The Coen brothers are really good at making films.
Most of all, they’re really good at making films in a specific period of time or context – the 30s setting of O Brother, Where Art Thou?, for example, or the late-40s mounting of The Man Who Wasn’t There. Or even the 90s embedding of The Big Lebowski, whose central character, The Dude, abided so perfectly in the reign of Bush, Sr.
True Grit, the Coens’ take on Charles Portis’ novel, last brought to the screen in 1969 starring John Wayne, is perhaps the brothers’ best film since No Country For Old Men. It’s a piece of work that adheres to many of the familiar touchstones of the western genre, while remaining unmistakeably Coenesque, with a script that is as slick and evocative as any in recent memory, and a universally stunning performance from all involved.
Hailee Steinfeld is startlingly assured as the eloquent, determined teenage girl out for revenge, and matches the heavyweight presence of Jeff Bridges, Matt Damon and Josh Brolin blow for blow in every scene in which she appears.
In a Hollywood full of precocious, slick young actors, Steinfeld’s performance is natural and engaging, and she plays an intelligent character without the showy overconfidence of many of tinsel town’s newcomers.
I’m ashamed to say I haven’t read Portis’ source novel, but having experienced the brilliantly sour, hard-bitten adaptation the Coen brothers have brought to the screen, I’m now desperate to seek it out.
True Grit‘s plot couldn’t be more simple. Mattie (Steinfeld), intent on avenging her father’s death, cunningly presses both ageing, alcoholic mercenary Rooster Cogburn (Bridges) and strutting Texas Ranger LaBoeuf (Damon) to help her catch felon Chaney (Josh Brolin) and bring him to account.
On this scant, generic framework, the Coen brothers drape all kinds of wonderful exchanges, unforgettable scenes and moments of weirdness that only they could concoct. A sequence where an oddball character emerges from the winter gloom cloaked in a bear suit is unforgettably, arrestingly oblique.

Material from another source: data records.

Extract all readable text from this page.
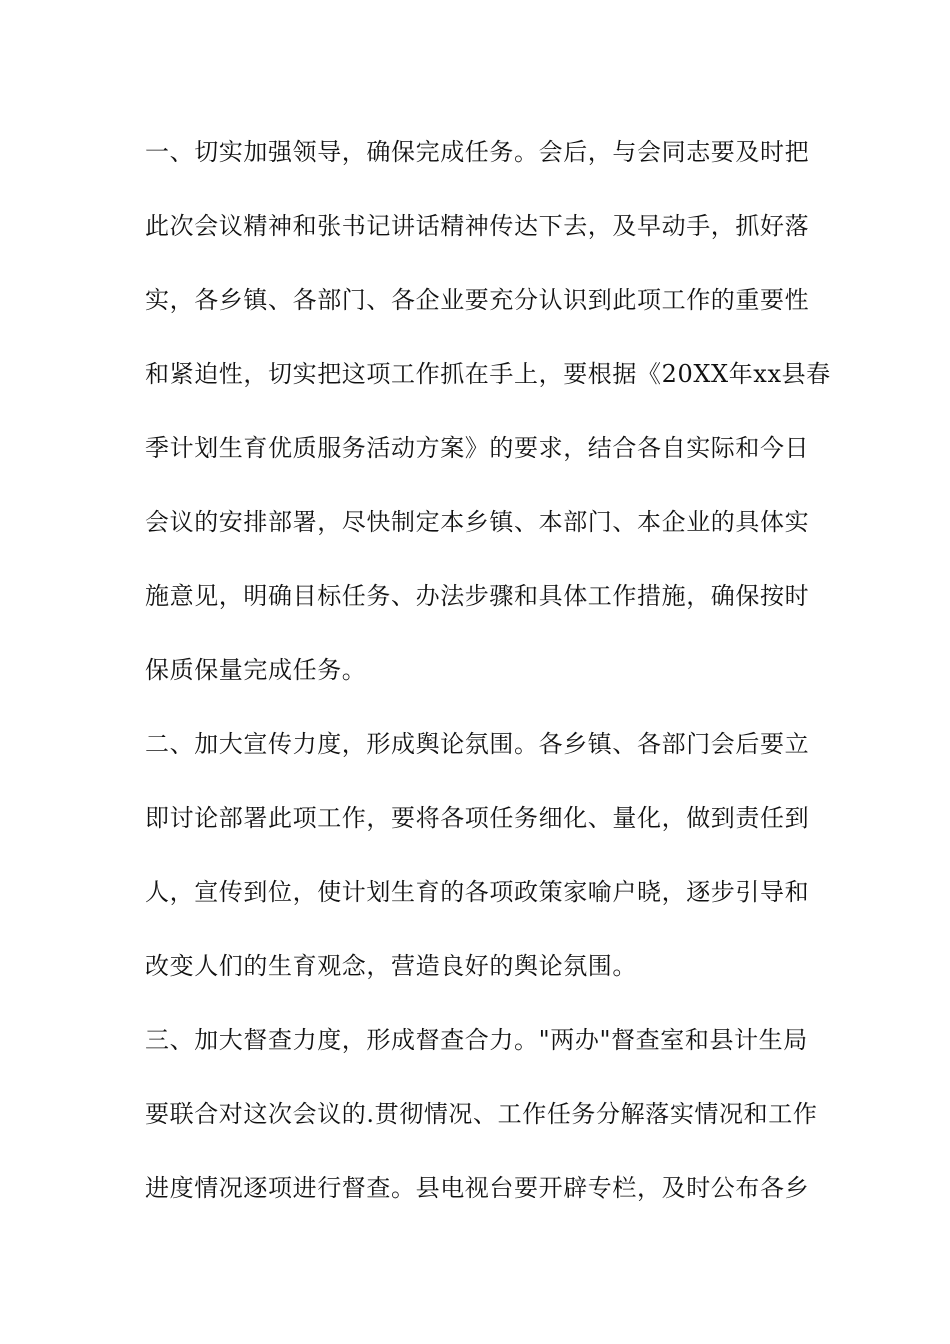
一、切实加强领导，确保完成任务。会后，与会同志要及时把
此次会议精神和张书记讲话精神传达下去，及早动手，抓好落
实，各乡镇、各部门、各企业要充分认识到此项工作的重要性
和紧迫性，切实把这项工作抓在手上，要根据《20XX年xx县春
季计划生育优质服务活动方案》的要求，结合各自实际和今日
会议的安排部署，尽快制定本乡镇、本部门、本企业的具体实
施意见，明确目标任务、办法步骤和具体工作措施，确保按时
保质保量完成任务。
二、加大宣传力度，形成舆论氛围。各乡镇、各部门会后要立
即讨论部署此项工作，要将各项任务细化、量化，做到责任到
人，宣传到位，使计划生育的各项政策家喻户晓，逐步引导和
改变人们的生育观念，营造良好的舆论氛围。
三、加大督查力度，形成督查合力。"两办"督查室和县计生局
要联合对这次会议的.贯彻情况、工作任务分解落实情况和工作
进度情况逐项进行督查。县电视台要开辟专栏，及时公布各乡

Then there are the occasional, faintly horrifying flashes of violence that, in true Coen style, are rendered all the more striking by the moments that come before and after. Anyone who remembers the jolt of Walter Sobchak’s ear biting in The Big Lebowski, the horrid fate of Steve Buscemi in Fargo, or the brutal slayings of No Country For Old Men‘s monosyllabic assassin will be well aware of the filmmakers’ distinctive ability to juxtapose long periods of quiet with unnerving spikes of cruelty.
There’s a 21st century patina of honesty, too, in True Grit‘s depiction of its 19th century protagonists. Far from the rigidly good and evil distinctions we may have seen some (but by no means all) Westerns of the past, the lines here are constantly blurred, and it’s evident late on that the men Mattie’s hired aren’t much more virtuous than the outlaw she’s hunting.
To cap it all, True Grit is a beautiful film from a visual and aural standpoint, too. Its cinematography, courtesy of Roger Deakins, is economical, yet sometimes stunning in its detail and beauty, from its opening sequence in a flurry of snow to its concluding shot.
True Grit is a Hollywood movie that, for once, doesn’t feel compromised by executives out to entice the broadest demographic they can. Its dialogue, mumbled at breakneck speed in sometimes impenetrable southern accents, is difficult to understand at times, but this adds as much to the film’s authenticity as the moth-eaten clothes and rotten teeth.
This is a triumph for the Coen brothers, then, and its solid box-office takings and numerous award nominations (including ten Oscars and eight BAFTAs) are entirely justified.
True Grit premieres in UK cinemas today, February 11th.